The thoroughfare-cum-dike project will help mitigate flooding along the western coast of the Laguna Lake running from Taguig to the town of Bay in Laguna. It will also serve as an alternative transport route to the congested South Luzon Expressway and enhance the hydrology for the ecosystem of Laguna Lake.
“The government also wants this rolled out in seven years. So, its complexity, less connectivity and a very tight time frame to roll this project out. So just imagine how the risk-reward balance was clearly not in the favor of the bidders,” Azanza said. Alloy-Pavi Hanshin LLEDP Consortium of Alloy MTD Capital Bhd., Prime Asset Ventures Inc., and Hanshin Engineering Constructions, on the other hand, believes that the bidding process itself was illegal.
“We believe that the bidding process is illegal and is unenforceable and is risky,” MTD Philippines Inc. President Isaac S. David said. “It is risky, as the signing of the contract, which mandates that we have to pay 20 percent of the premium up front, was set on April 6, a few months before the entry of a new administration.”
He said that his group is not too comfortable with the changing of the guards of the Philippines, as the new set of leaders may choose not to respect the contract that was signed during the last administration. “They can delay or cancel the contract,” he added. The group also submitted its position on the “illegality” of the bidding process.
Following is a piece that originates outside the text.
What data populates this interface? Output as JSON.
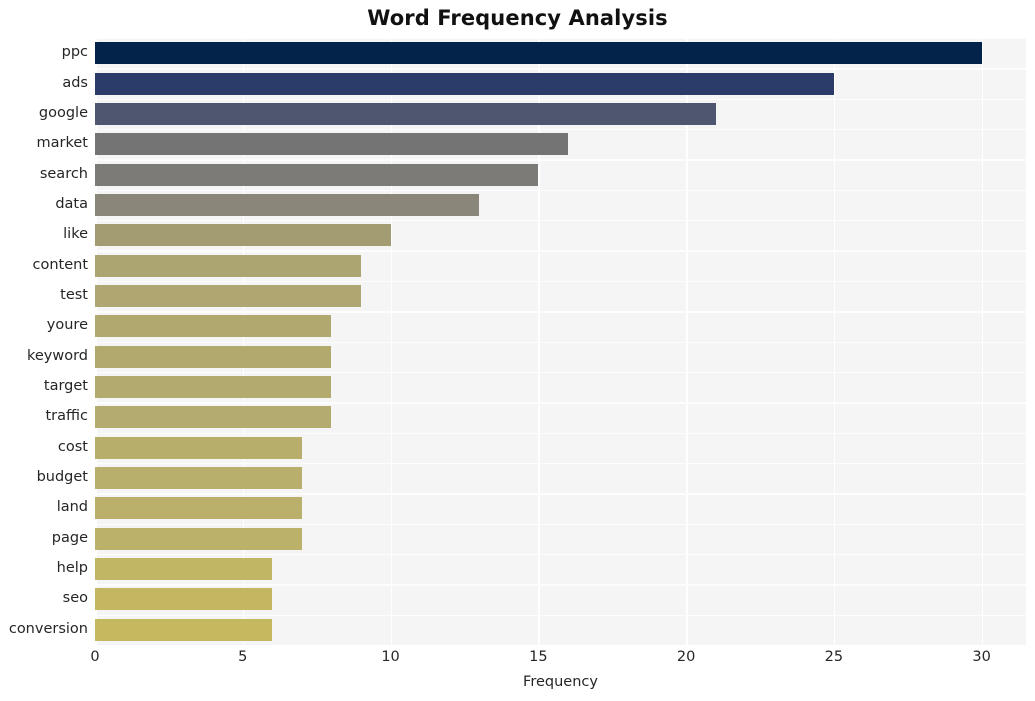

In its letter to the public works department, the company said that the lack of a presidential proclamation “reserving the reclamation area for purposes of procurement transaction” made the tender illegal. “Second, the legal personality of the procuring entity is questionable. It has to be the Philippine Reclamation Authority, not the public works agency, nor the Laguna Lake Development Authority,” David said in explaining the contents of the copy of the letter that was furnished to the BusinessMirror. San Miguel bigwig Ramon S. Ang said the government has to reassess the implication of the project for the private sector before offering it again as a PPP deal.
“The project is just not feasible. The government will have to reexamine its assumptions and redesign a mutually beneficial contractual structure best suited for a deal as large and complex as this one, given its potential to create opportunities that will generate the greatest benefit to a lot of people,” he said in a text message.
PPP Center Executive Director Andre C. Palacios said that it will be impossible for the current administration to rebid the deal, but said that his camp will continue to support the public works agency in crafting its game plan for the development of the facility.
“I doubt if we can do another bidding within this administration. But the PPP Center and the transaction advisors remain committed to support the implementing agencies in whatever steps they will take for the project,” he said. This is not the first time that the Aquino administration declared a failed bidding for a key infrastructure deal. Two other deals—the expansion of the Light Rail Transit (LRT) Line 1 and the construction of the Cavite-Laguna Expressway—saw their first auctions failing, but were later awarded to their private proponents after a second try.